When you think of Moorish work in Spain, it’s the monuments of the south you’ll think of first – the Alhambra in Granada, the fine Giralda tower in Seville, the Great Mosque of Cordoba. Andalusia is the Arab heartland of Spain.
But the Moors ruled the country all the way up to Madrid, and beyond – in fact at one point they reached Narbonne, in France. Toledo and Segovia were both in Moorish hands for more than two centuries. And some of the greatest monuments of Islamic art in Spain are in the northern half of the country.
Zaragoza (Saraqustah in Arabic) has a monument that rivals both the Alhambra and the great Mosque of Cordoba. The Aljaferia, built about 1050, dates from the period of the independent taifa kingdoms – after the Cordoba caliphate that built the mosque, and before the Nasrid dynasty that built the Alhambra.
The fortified wall with its little round turrets doesn't feel Arabic – it’s more like the walls of Avila, a Christian redoubt. But inside, the lacy stucco designs and beautiful arcades leave you in no doubt that this is a Moorish palace. It continued in use as a royal palace for the Christian Kings of Aragon, who conquered Zaragoza in 1118 – but the mosque still survives. And the feeling of the palace, which despite the fortifications creates an effect of interlinked, translucent spaces, is entirely Moorish.

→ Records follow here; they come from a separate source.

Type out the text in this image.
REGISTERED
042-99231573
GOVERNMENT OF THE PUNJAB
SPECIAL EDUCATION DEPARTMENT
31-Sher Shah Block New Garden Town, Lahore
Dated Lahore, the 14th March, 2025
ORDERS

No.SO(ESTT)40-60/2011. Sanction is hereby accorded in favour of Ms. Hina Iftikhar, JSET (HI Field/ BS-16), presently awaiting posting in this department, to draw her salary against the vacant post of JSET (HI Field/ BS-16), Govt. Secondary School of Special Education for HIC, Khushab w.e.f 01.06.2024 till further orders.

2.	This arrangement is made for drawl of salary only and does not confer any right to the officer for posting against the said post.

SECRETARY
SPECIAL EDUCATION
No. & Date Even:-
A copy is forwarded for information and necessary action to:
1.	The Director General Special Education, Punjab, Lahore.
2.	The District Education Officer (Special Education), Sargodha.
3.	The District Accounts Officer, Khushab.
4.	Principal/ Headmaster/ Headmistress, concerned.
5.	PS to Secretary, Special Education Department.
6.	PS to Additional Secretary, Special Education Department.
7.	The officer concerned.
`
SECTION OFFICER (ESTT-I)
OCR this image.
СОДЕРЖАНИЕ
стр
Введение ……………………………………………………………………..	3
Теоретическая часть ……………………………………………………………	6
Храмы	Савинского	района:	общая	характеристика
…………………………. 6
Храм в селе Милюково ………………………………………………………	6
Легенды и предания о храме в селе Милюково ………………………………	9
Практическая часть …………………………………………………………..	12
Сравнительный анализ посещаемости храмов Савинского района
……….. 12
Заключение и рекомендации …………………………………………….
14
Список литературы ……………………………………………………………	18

La Seo, the cathedral, is built on the site of a mosque, and betrays its roots in the mudéjar decoration of its external walls. But the thirteenth century ‘Arab baths’ are in fact probably Jewish.
Teruel, dramatically positioned on a rocky outcrop, is another fine mudéjar town. The cathedral boasts a thirteenth century painted wooden ceiling, including Arabic and Latin inscriptions as well as figures of kings and mythical beasts. It also shelters the romantic tomb of the doomed lovers of Teruel. This story of the Crusader who went east to make his fortune, and died of a broken heart when he heard his beloved had married, reminds us that cultural currents flowed in both directions – east to west, and west to east.
The church towers of Teruel are easily recognisable as minarets; the designs are like fair isle sweaters made of brick, with white dots enlivening the pattern. This is, in many ways, an Arab city made Spanish.
Toledo (the Arabic Tulaytela) was brought back under Christian control quite early, in 1085, yet retains two mosques and two synagogues. The Cristo de la Luz, a mosque before the mudéjar apse was added to turn it into a church, is a perfect cube, with nine rib vaults supported by four columns. The lesser known Mezquita de las Tornerias, nearer the centre of the city, is very similar.
Even after the reconquest Toledo supported a multicultural society. The church of San Roman, for instance, contains Arabic inscriptions as well as fine wall paintings of saints and bishops. And both the fine synagogues were built after the reconquest, by Muslim builders working for Jews in a Christian society. The Synagogue del Transito, built for rich Jew Samuel ha-Levi, is decorated with Arabic inscriptions as well as with the arms of Pedro the Cruel, who employed ha-Levi as his finance minister. The many mudéjar churches, with fine brickwork arches, also echo Toledo’s Moorish past.
Segovia (Siqqubiyah) is also an outpost of Arab civilisation. There’s fine mudéjar work in the Alcazar – the very name of the castle is Arabic, al Qasr, ‘the fortress’, though most of it is a nineteenth century reconstruction after a disastrous fire. The synagogue, also rebuilt after a fire, is similar to the synagogue of Santa Maria la Blanca in Toledo, though smaller, with horseshoe arches and sharply carved pine cone capitals. And the royal monastery of San Antonio, just outside the centre of the city, has a marvellous mudéjar ceiling and many fine works of art.
But perhaps you get the feeling of Arab Spain most strongly in the little barrio of San Lorenzo. The low half-timbered houses here are quite different from the stone built noble houses of the city; they were intended for mudejars, Arabs who stayed behind in Christian Spain and worked mainly in agriculture. The church has a horseshoe arch at the west end, and a mudéjar roof over the crossing.
And if you walk down a little path, away from the church, you’ll see the huertas, or market gardens, irrigated by a little channel just like the falaj or qanat systems of Arabia and North Africa. While it’s cultural splendours that attract most travellers to the Moorish monuments of Spain, it’s in front of this little water channel that you feel the presence of an Arab civilisation most strongly.